I have about 300 tables with 5.5kk rows each. One of the rows is using nvarchar(128) as a datatype (SQL Server 2012).
We decided to change this to int and add FK to dictionary table with all nvarchars.
After doing all of it I removed the nvarchar column, but the size of the tables remained the same. I used DBCC CLEANTABLE and rebuilt the indexes to reclaim free space, but size of the table is still not changing.
So far, the only way I found is to copy all data to the new table.
Question: What am I missing here ? Why the space is still marked as used and I can't free is by shrinking or CREANTABLE command?
Thank you!
Answ: Looks like the answer was pretty simple and I was not able to find it due to my lack of knowledge. The main problem here was heap fragmentation. This query worked for me:
ALTER TABLE [TABLE_NAME] REBUILD
I am not sure that it's the best way, but at least it's a working one.

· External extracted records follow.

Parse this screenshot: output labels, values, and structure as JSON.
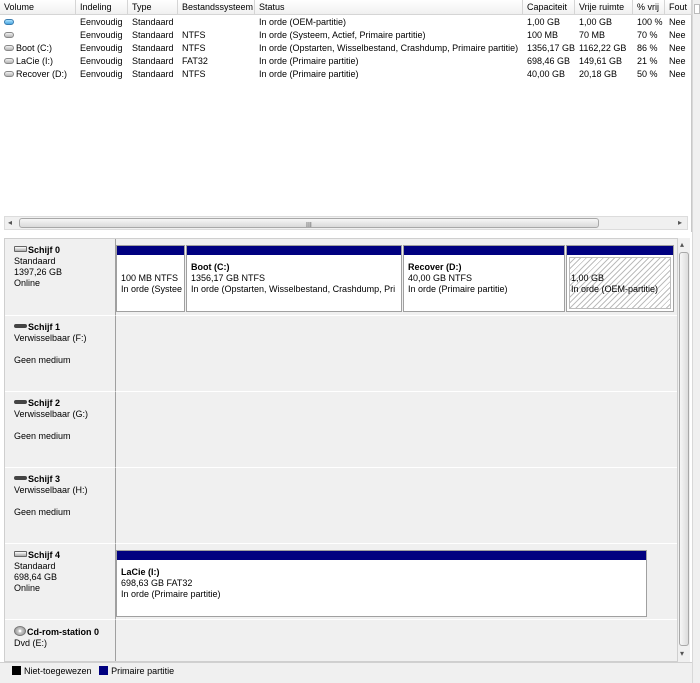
{
  "volume_table": {
    "columns": [
      "Volume",
      "Indeling",
      "Type",
      "Bestandssysteem",
      "Status",
      "Capaciteit",
      "Vrije ruimte",
      "% vrij",
      "Fout"
    ],
    "rows": [
      {
        "icon": "volume-oem-icon",
        "volume": "",
        "indeling": "Eenvoudig",
        "type": "Standaard",
        "fs": "",
        "status": "In orde (OEM-partitie)",
        "cap": "1,00 GB",
        "free": "1,00 GB",
        "pct": "100 %",
        "fault": "Nee"
      },
      {
        "icon": "volume-drive-icon",
        "volume": "",
        "indeling": "Eenvoudig",
        "type": "Standaard",
        "fs": "NTFS",
        "status": "In orde (Systeem, Actief, Primaire partitie)",
        "cap": "100 MB",
        "free": "70 MB",
        "pct": "70 %",
        "fault": "Nee"
      },
      {
        "icon": "volume-drive-icon",
        "volume": "Boot (C:)",
        "indeling": "Eenvoudig",
        "type": "Standaard",
        "fs": "NTFS",
        "status": "In orde (Opstarten, Wisselbestand, Crashdump, Primaire partitie)",
        "cap": "1356,17 GB",
        "free": "1162,22 GB",
        "pct": "86 %",
        "fault": "Nee"
      },
      {
        "icon": "volume-drive-icon",
        "volume": "LaCie (I:)",
        "indeling": "Eenvoudig",
        "type": "Standaard",
        "fs": "FAT32",
        "status": "In orde (Primaire partitie)",
        "cap": "698,46 GB",
        "free": "149,61 GB",
        "pct": "21 %",
        "fault": "Nee"
      },
      {
        "icon": "volume-drive-icon",
        "volume": "Recover (D:)",
        "indeling": "Eenvoudig",
        "type": "Standaard",
        "fs": "NTFS",
        "status": "In orde (Primaire partitie)",
        "cap": "40,00 GB",
        "free": "20,18 GB",
        "pct": "50 %",
        "fault": "Nee"
      }
    ],
    "scroll_grip": "III"
  },
  "disks": [
    {
      "name": "Schijf 0",
      "line1": "Standaard",
      "line2": "1397,26 GB",
      "line3": "Online",
      "icon": "hard-disk-icon",
      "partitions": [
        {
          "title": "",
          "size": "100 MB NTFS",
          "status": "In orde (Systee"
        },
        {
          "title": "Boot  (C:)",
          "size": "1356,17 GB NTFS",
          "status": "In orde (Opstarten, Wisselbestand, Crashdump, Pri"
        },
        {
          "title": "Recover  (D:)",
          "size": "40,00 GB NTFS",
          "status": "In orde (Primaire partitie)"
        },
        {
          "title": "",
          "size": "1,00 GB",
          "status": "In orde (OEM-partitie)",
          "hatched": true
        }
      ]
    },
    {
      "name": "Schijf 1",
      "line1": "Verwisselbaar (F:)",
      "line2": "",
      "line3": "Geen medium",
      "icon": "removable-disk-icon",
      "partitions": []
    },
    {
      "name": "Schijf 2",
      "line1": "Verwisselbaar (G:)",
      "line2": "",
      "line3": "Geen medium",
      "icon": "removable-disk-icon",
      "partitions": []
    },
    {
      "name": "Schijf 3",
      "line1": "Verwisselbaar (H:)",
      "line2": "",
      "line3": "Geen medium",
      "icon": "removable-disk-icon",
      "partitions": []
    },
    {
      "name": "Schijf 4",
      "line1": "Standaard",
      "line2": "698,64 GB",
      "line3": "Online",
      "icon": "hard-disk-icon",
      "partitions": [
        {
          "title": "LaCie  (I:)",
          "size": "698,63 GB FAT32",
          "status": "In orde (Primaire partitie)"
        }
      ]
    },
    {
      "name": "Cd-rom-station 0",
      "line1": "Dvd (E:)",
      "line2": "",
      "line3": "",
      "icon": "cd-rom-icon",
      "partitions": []
    }
  ],
  "legend": {
    "unallocated": {
      "label": "Niet-toegewezen",
      "color": "#000000"
    },
    "primary": {
      "label": "Primaire partitie",
      "color": "#000080"
    }
  }
}
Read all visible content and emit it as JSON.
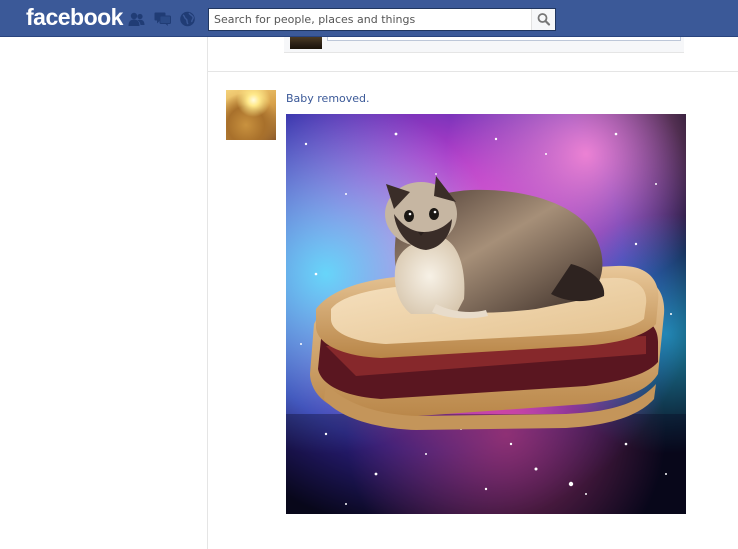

Edited1: Sorry, I think I forgot to mention - I had clustered index on the Text field, so I had to remove the index to be able to actually remove the field. Now I have no indexes.
Edited2:
old table:
CREATE TABLE [dbo].[Data_](
[ID] [bigint] PRIMARY KEY IDENTITY(1,1) NOT NULL,
[Text] [nvarchar](128) NOT NULL,
[Category] [tinyint] NOT NULL,
[Country] [nvarchar](2) NOT NULL,
[ImportTimestamp] [date] NOT NULL
)
new table:
CREATE TABLE [dbo].[Data_New](
[ID] [int] PRIMARY KEY IDENTITY(1,1) NOT NULL,
[Category] [tinyint] NOT NULL,
[Country] [nvarchar](2) NOT NULL,
[TextID] [int] NOT NULL)
ALTER TABLE [dbo].[Data_New] WITH CHECK ADD FOREIGN KEY([TextID])
REFERENCES [dbo].[Dictionary] ([Id])
Copy script:
INSERT INTO Data_New
([Category]
,[Country]
,[TextID])
SELECT
[Category]
,[Country]
,[TextID]
FROM Data_
If you don't care about understanding the issue and just want to get rid of it then rebuilding the index is a sure way to remove any waste. This is because a index rebuild constructs the physical data structures freshly. Whatever the old index contained will not matter anymore.
There are trade-offs involved when comparing this with CLEANTABLE
. If a rebuild does the job for you I'd always do that because it is such a complete solution.
When I say "index" in this answer I mean all physical structures that contain one of the columns you care about. That can be b-tree indexes or the heap the table is based on.